10.04.2008
Gefühl?!
Ian Christ / 23:04 /
Philosoph / Link / Keine Kommentare / Keine Trackbacks
Tatsache ist aber wohl das genaue Gegenteil. Wie ich heute so beim Orthopäden warte, der mein Bein kontrollieren soll, da kommen zwei Damen aus dem Fahrstuhl - Marke "AEAG" würde Michael zu den Zweien sagen (alternativ, einfach, aber glücklich). Selbst Gestrickter, das Haar naturgefettet und lächelnd ins Gespräch vertieft. Dabei klingt die Zweite etws gequält, weil sie die Erste im Rollstuhl schiebt. Der Rollstuhl ist keiner aus dem Krankenhaus,dafür kleben zu viele PEACE-, Free-Tibet- und sonstige Aufkleber auf dem Teil. Und es wundert es mich, warum die Gute so kraftvoll schieben muß, obwohl der Boden hier super glatt ist.
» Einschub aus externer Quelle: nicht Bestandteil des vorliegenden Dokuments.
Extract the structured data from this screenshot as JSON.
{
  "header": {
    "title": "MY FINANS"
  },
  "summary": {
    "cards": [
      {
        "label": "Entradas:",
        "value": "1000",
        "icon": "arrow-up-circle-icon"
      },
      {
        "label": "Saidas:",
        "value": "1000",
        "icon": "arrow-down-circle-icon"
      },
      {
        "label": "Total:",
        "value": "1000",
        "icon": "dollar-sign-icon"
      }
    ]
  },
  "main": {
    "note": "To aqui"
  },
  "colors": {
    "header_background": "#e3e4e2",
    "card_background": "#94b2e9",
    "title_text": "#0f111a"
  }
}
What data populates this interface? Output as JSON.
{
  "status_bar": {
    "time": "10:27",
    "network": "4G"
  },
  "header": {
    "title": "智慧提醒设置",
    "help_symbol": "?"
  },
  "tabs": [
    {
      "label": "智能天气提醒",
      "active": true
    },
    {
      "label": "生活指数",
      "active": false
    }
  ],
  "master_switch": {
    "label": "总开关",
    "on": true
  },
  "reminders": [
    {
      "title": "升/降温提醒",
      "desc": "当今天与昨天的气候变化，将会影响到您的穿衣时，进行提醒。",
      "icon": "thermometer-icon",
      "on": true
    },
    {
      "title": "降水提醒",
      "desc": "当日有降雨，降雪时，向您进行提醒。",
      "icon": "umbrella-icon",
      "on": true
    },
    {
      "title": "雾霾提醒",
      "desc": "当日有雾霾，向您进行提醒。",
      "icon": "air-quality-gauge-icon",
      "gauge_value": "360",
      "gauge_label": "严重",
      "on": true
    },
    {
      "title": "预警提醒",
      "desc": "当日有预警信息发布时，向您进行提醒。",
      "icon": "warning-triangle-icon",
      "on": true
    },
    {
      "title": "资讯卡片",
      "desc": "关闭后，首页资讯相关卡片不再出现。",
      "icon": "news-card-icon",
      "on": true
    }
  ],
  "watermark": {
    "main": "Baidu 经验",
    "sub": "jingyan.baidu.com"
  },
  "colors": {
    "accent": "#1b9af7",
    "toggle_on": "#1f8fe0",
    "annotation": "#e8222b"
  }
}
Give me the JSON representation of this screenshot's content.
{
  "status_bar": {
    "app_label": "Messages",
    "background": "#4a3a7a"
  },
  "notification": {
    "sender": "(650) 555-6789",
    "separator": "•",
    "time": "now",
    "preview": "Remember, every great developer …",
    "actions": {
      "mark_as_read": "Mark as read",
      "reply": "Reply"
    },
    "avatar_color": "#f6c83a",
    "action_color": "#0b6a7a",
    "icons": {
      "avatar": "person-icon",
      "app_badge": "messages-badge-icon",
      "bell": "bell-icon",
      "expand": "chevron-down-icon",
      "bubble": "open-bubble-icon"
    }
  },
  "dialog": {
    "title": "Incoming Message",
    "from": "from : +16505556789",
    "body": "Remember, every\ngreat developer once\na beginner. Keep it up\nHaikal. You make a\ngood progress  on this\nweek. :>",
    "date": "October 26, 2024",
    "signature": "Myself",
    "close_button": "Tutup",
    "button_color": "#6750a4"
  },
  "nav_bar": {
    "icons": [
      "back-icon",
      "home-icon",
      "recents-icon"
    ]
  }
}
Ein jämmerliches Quietschen klärt mich auf, der Rolli hat hinten auf beiden (!) Reifen so gut wie keine Luft mehr. Zum Platten fehlt noch was, so dass ich übersehene Glasscherben auf dem Weg mal ausschliesse, ausserdem ist es doch eher unwahrscheinlich dass man sich gleich zwei Reifen auf einmal zerschiesst.
Als die beiden ran sind, grüssen sie freundlich, ich grüsse zurück und kann mir eine Bemerkung hinsichtlich der impotenten Pneus nicht verkneifen: "Bisschen wenig Luft in den Reifen, was?" Die im Rollstuhl lacht: "Ja, dass hat Maria..." (sie deutet auf ihre Freundin) ".. gestern auch schon gesagt!".
Es ist ein Uhr nachmittags, war doch inzwischen genug Zeit zum Aufpumpen, oder? Wenn ich nen Rolli habe und darauf angewiesen bin, dann hab ich auch ne Luftpumpe bzw. 'ne Stammtankstelle mit Luftsäule, oder? Wieso fehlt solchen Soz*-Leuten immer jegliches Gespür für Technik und deren Bedürfnisse. Der Reifen wird gequält, sie quälen sich...
Abends erzähle ich die Geschichte Michael. Der grunst nur und meint: "Was willst du? Soz* und weiblich, das potenziert sich halt!". Ich sollte mal schauen, ob man das statistisch verifizieren kann.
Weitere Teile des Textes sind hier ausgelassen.